I mention this because there are some who seem to believe that this gospel teaches that everyone on earth is supposed to have the same amount of everything—including money and material possessions.

But that’s not true! Yes, the Catechism, based on the teaching of Jesus, does condemn materialism and greed and what it calls “excessive economic and social disparity between individuals and peoples,” but this doesn’t mean that it’s the will of God that those who have a lot should be taxed or robbed into poverty!

I recently came across a great writing of St. Maximilian Kolbe on this very subject. Listen to St. Maximilian’s words. If you’re like me, you’ll react by saying, “Wow, he’s right. That makes perfect sense!”

He wrote:

“Let us imagine that one day all the inhabitants of the world would assemble and put into effect this sharing of all goods; and that in fact each person, granted that the world is very big, received an exactly equal portion of the wealth existing on earth.

“Then what? That very evening one man might say, ‘Today I worked hard: now I am going to take rest.’ Another might state, ‘I understand this sharing of goods well; so let’s drink and celebrate such an extraordinary happening.’ On the other hand, another might say, ‘Now I am going to set to work with a will so as to reap the greatest benefit I can from what I have received.’ And so, starting on the next day, the first man would have only the amount given him; the second would have less, and the third would have increased his.

“Then what do we do? Start redistributing the wealth all over again?

“Even if everybody began to work right away with all his might and at the same time, the results would not be identical for all. There are, in fact, different kinds of work which are unequally productive; nor do all workers enjoy the same identical capacities. This leads to a diversity of results achieved, and consequently to differences in people’s profits.”

St. Maximilian was right. Here on earth, not everyone will be equal in every way.

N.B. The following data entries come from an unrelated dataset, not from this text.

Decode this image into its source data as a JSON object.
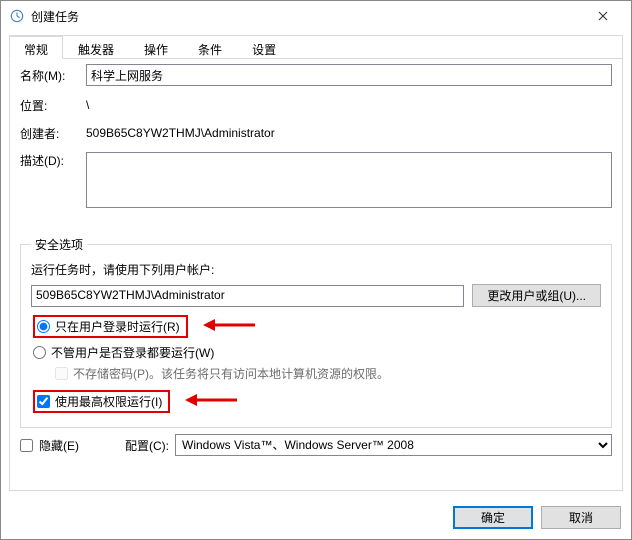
{
  "window": {
    "title": "创建任务"
  },
  "tabs": {
    "general": "常规",
    "triggers": "触发器",
    "actions": "操作",
    "conditions": "条件",
    "settings": "设置"
  },
  "general": {
    "name_label": "名称(M):",
    "name_value": "科学上网服务",
    "location_label": "位置:",
    "location_value": "\\",
    "author_label": "创建者:",
    "author_value": "509B65C8YW2THMJ\\Administrator",
    "description_label": "描述(D):",
    "description_value": ""
  },
  "security": {
    "legend": "安全选项",
    "prompt": "运行任务时，请使用下列用户帐户:",
    "user": "509B65C8YW2THMJ\\Administrator",
    "change_user_btn": "更改用户或组(U)...",
    "run_logged_on": "只在用户登录时运行(R)",
    "run_any": "不管用户是否登录都要运行(W)",
    "no_store_pw": "不存储密码(P)。该任务将只有访问本地计算机资源的权限。",
    "highest_priv": "使用最高权限运行(I)"
  },
  "bottom": {
    "hidden_label": "隐藏(E)",
    "configure_label": "配置(C):",
    "configure_value": "Windows Vista™、Windows Server™ 2008"
  },
  "dialog": {
    "ok": "确定",
    "cancel": "取消"
  }
}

But that’s also the way it will be in heaven!

Did you realize that?

Yes, everyone has the potential to go to heaven: even if they’re not Jewish, and even if they come to Jesus in repentance on their deathbeds—at “the 5 o’clock hour,” so to speak, of their lives. We learn that, as I said earlier, in this parable.

But this doesn’t mean that everyone’s experience of God in heaven will be exactly the same! In heaven, not everyone will be “equal” in that sense. We know this because Jesus often spoke of “the least” and “the greatest” in the kingdom of his Father.

Those two terms, “least” and “greatest” imply a difference in people’s status—and in their experience.

The key here, as usual, is HOLINESS: the holier a person is when he leaves this life, the greater his capacity will be to experience God in heaven—which is why it’s not good to wait until your deathbed to repent!

May this be all the motivation we need to “work” for holiness every day: to pray often, to get to Mass at least weekly, to get to Confession regularly, to forgive everyone in our lives, and to be charitable to the poor and the needy, according to the means God has given us.